U.S. Treasury Secretary Jacob Lew.
Photo by Mark Wilson—Getty Images
By Ben Geier
October 15, 2015

Treasury secretary Jack Lew says that the U.S. debt limit will be reached on Nov. 3, two days earlier than it was supposed to, reports CNBC. This means that Congress will need to raise the debt ceiling for the government to meet its debt obligations.

Lew wrote a letter to Congress imploring them to do just that:

At that point, we expect Treasury would be left with less than $30 billion to meet all of the nation’s commitments—an amount far short of net expenditures on certain days, which can be as high as $60 billion.

Operating the United States government with no borrowing authority, and with only the cash on hand on a given day, would be profoundly irresponsible. As I wrote previously, we anticipate that a remaining cash balance of less than $30 billion would be depleted quickly.

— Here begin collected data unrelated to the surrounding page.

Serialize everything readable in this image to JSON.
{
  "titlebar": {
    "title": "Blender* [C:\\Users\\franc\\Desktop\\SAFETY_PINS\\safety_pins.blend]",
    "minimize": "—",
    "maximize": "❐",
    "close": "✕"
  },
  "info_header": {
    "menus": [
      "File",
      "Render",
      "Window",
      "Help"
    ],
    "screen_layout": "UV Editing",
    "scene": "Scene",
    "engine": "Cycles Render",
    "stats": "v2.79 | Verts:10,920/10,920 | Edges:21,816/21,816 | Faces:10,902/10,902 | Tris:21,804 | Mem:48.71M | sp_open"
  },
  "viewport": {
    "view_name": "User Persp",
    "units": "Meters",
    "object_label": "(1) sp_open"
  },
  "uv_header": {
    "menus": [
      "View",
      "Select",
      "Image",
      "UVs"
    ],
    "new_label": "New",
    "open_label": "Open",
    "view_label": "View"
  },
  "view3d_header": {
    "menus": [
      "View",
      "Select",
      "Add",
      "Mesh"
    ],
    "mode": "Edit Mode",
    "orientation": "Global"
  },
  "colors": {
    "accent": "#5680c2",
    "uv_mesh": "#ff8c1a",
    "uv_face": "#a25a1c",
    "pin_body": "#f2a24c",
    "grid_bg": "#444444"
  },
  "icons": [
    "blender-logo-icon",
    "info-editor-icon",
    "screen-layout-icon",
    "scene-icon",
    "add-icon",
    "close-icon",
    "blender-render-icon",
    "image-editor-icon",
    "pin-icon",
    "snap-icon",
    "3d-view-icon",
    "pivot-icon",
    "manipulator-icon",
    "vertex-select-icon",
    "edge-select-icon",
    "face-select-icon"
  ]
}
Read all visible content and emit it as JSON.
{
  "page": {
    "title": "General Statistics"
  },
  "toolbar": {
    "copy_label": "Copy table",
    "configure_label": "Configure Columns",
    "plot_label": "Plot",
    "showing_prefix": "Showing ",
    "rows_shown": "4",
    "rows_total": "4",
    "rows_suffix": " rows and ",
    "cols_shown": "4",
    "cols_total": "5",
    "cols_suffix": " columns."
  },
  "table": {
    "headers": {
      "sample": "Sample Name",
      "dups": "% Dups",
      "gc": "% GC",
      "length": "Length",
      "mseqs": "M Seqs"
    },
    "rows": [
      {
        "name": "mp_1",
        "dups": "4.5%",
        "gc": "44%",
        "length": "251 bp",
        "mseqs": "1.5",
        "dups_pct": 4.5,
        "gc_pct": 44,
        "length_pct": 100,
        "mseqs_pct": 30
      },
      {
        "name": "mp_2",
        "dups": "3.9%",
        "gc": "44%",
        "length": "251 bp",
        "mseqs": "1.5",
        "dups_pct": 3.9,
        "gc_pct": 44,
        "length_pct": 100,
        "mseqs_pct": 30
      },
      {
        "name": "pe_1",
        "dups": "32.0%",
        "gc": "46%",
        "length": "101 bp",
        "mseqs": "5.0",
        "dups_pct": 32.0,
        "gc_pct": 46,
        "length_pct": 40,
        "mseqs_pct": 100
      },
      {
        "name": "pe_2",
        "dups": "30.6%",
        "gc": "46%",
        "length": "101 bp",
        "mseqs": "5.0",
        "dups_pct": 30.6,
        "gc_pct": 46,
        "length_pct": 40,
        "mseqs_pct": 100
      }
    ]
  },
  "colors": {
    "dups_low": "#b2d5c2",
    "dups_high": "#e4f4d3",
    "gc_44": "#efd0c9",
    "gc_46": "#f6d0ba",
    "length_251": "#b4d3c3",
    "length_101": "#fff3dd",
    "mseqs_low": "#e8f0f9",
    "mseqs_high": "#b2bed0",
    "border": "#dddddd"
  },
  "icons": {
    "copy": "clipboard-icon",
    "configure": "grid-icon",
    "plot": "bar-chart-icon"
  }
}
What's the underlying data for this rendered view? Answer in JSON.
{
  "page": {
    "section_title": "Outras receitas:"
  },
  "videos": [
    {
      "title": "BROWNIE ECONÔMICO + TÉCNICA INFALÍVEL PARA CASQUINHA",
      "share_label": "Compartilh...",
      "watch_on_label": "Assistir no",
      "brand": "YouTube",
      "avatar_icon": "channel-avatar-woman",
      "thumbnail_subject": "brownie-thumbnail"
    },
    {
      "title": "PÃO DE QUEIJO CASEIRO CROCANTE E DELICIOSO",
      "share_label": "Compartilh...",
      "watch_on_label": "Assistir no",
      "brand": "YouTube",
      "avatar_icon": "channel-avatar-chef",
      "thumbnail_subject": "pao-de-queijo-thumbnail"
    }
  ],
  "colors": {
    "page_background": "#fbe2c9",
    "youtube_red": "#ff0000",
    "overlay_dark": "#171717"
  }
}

For anyone who has paid attention to the news over the past five years, this is a serious case of deja vu all over again. The Republican-controlled Congress contemplated refusing to raise the debt ceiling in both 2011 and 2013, led by fiscal-hawk Tea Party conservatives. The 2011 crisis was so close to catastrophe that Standard and Poors downgraded the U.S. ‘s credit rating.

Given that the Republicans currently have a lame-duck speaker in John Boehner, who recently announced his plans to resign, it seems unlikely that such a game of brinksmanship will be played again, though one never knows.